A rapaziada ia ao rio banhar-se e pescar.
Banhar-se mas só depois de atirar uma ou duas granadas para afugentar os
enormes crocodilos que por ali andavam e que eram o sustento de especializados
caçadores. Vendiam a carne e o bife
tenrinho. Negociavam também a pele do
monstro, depois de seca. O Higino
Arrozeiro, queria ir para França, logo após o cumprimento do dever na Guiné a
fim de poder melhor ajudar a sua mãe viúva, com quem vivia e daí o ter-me
pedido uma ajudita. Vamos nessa pá...
tenho nisso muito gosto, vou mandar vir um livro de leitura e a gramática mas
entretanto podemos já a ver os primórdios. Claro
que estranhou (mas ia tomando notas) que o "au" se lesse
"ô"... ; o "du"= "diú" ... ; o "en= â ... e
o "ou"=" ú ". Chegaram
entretanto da Metrópole os livros pedidos.

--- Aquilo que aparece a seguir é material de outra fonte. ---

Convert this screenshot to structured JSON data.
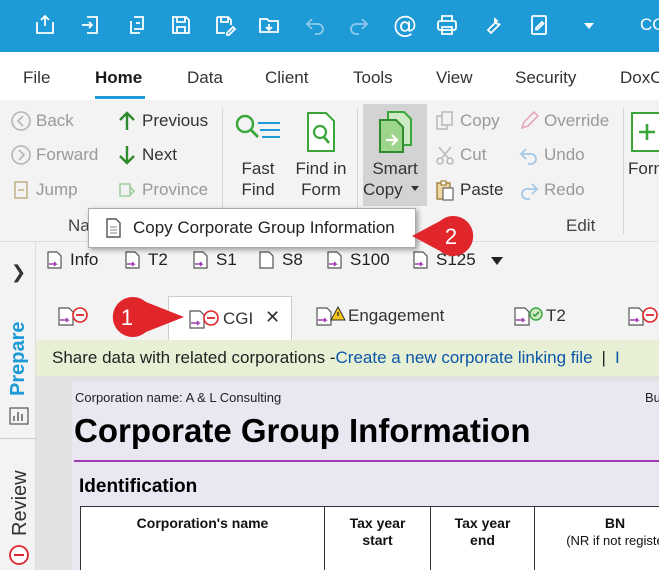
{
  "qat": {
    "icons": [
      "new-return-icon",
      "import-icon",
      "rollforward-icon",
      "save-icon",
      "save-as-icon",
      "open-folder-icon",
      "undo-icon",
      "redo-icon",
      "email-icon",
      "print-icon",
      "wrench-icon",
      "edit-note-icon",
      "qat-dropdown-icon"
    ],
    "title_fragment": "CG"
  },
  "menu": {
    "tabs": [
      "File",
      "Home",
      "Data",
      "Client",
      "Tools",
      "View",
      "Security",
      "DoxC"
    ],
    "active": "Home"
  },
  "ribbon": {
    "back": "Back",
    "forward": "Forward",
    "jump": "Jump",
    "previous": "Previous",
    "next": "Next",
    "province": "Province",
    "fast_find_1": "Fast",
    "fast_find_2": "Find",
    "find_in_form_1": "Find in",
    "find_in_form_2": "Form",
    "smart_copy_1": "Smart",
    "smart_copy_2": "Copy",
    "copy": "Copy",
    "cut": "Cut",
    "paste": "Paste",
    "override": "Override",
    "undo": "Undo",
    "redo": "Redo",
    "form_fragment": "Forn",
    "group_nav_fragment": "Na",
    "group_edit": "Edit"
  },
  "popup": {
    "item": "Copy Corporate Group Information"
  },
  "callouts": {
    "one": "1",
    "two": "2"
  },
  "sidebar": {
    "prepare": "Prepare",
    "review": "Review"
  },
  "forms_bar": {
    "items": [
      "Info",
      "T2",
      "S1",
      "S8",
      "S100",
      "S125"
    ]
  },
  "doc_tabs": {
    "active_label": "CGI",
    "engagement": "Engagement",
    "t2": "T2"
  },
  "link_bar": {
    "text": "Share data with related corporations - ",
    "link": "Create a new corporate linking file",
    "sep": "|"
  },
  "form": {
    "corp_label": "Corporation name: A & L Consulting",
    "bu_fragment": "Bu",
    "title": "Corporate Group Information",
    "section": "Identification",
    "col_name": "Corporation's name",
    "col_start_1": "Tax year",
    "col_start_2": "start",
    "col_end_1": "Tax year",
    "col_end_2": "end",
    "col_bn": "BN",
    "col_bn_sub": "(NR if not registe"
  },
  "colors": {
    "accent": "#1e9ad6",
    "callout_red": "#e0262b",
    "link_bar_bg": "#e7f0d5",
    "form_bg": "#eae6f2"
  }
}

Por e devido ao facto de me ter sido dada a
hipótese de ter ido passar umas férias, interrompemos mas deixei-lhe trabalho
de casa para fazer. Sei que os fez que
bem os vi, quando regressei, mas ele já cá não estava. Partira depois de a
viatura em que seguia, ter pisado uma mina que o levou sabe-se lá para onde.
Em Bissau voltei a encontrar o meu amigo, que
jazia na capela do cemitério, a aguardar trasladação. Eu mesmo o meti no Niassa
embrulhado que estava o caixão, em quatro tábuas, não sem que o tenha
admoestado por ir daquela forma. Antes ainda ofereci-lhe com dedicatória... a
gramática... o livro de leitura e os trabalhos de casa que ele fizera, e que
não corrigi. E ali, no cais do Pigiguitti, cornetim amigo
tocou o toque de Silêncio. E eu, em
sentido, acompanhei-o assobiando... tremendo... até que o barco se diluiu no
horizonte.
(Continua)
(Continua)
Veríssimo Ferreira (2015)
Publicado por
Manuel Resende (Ferreira)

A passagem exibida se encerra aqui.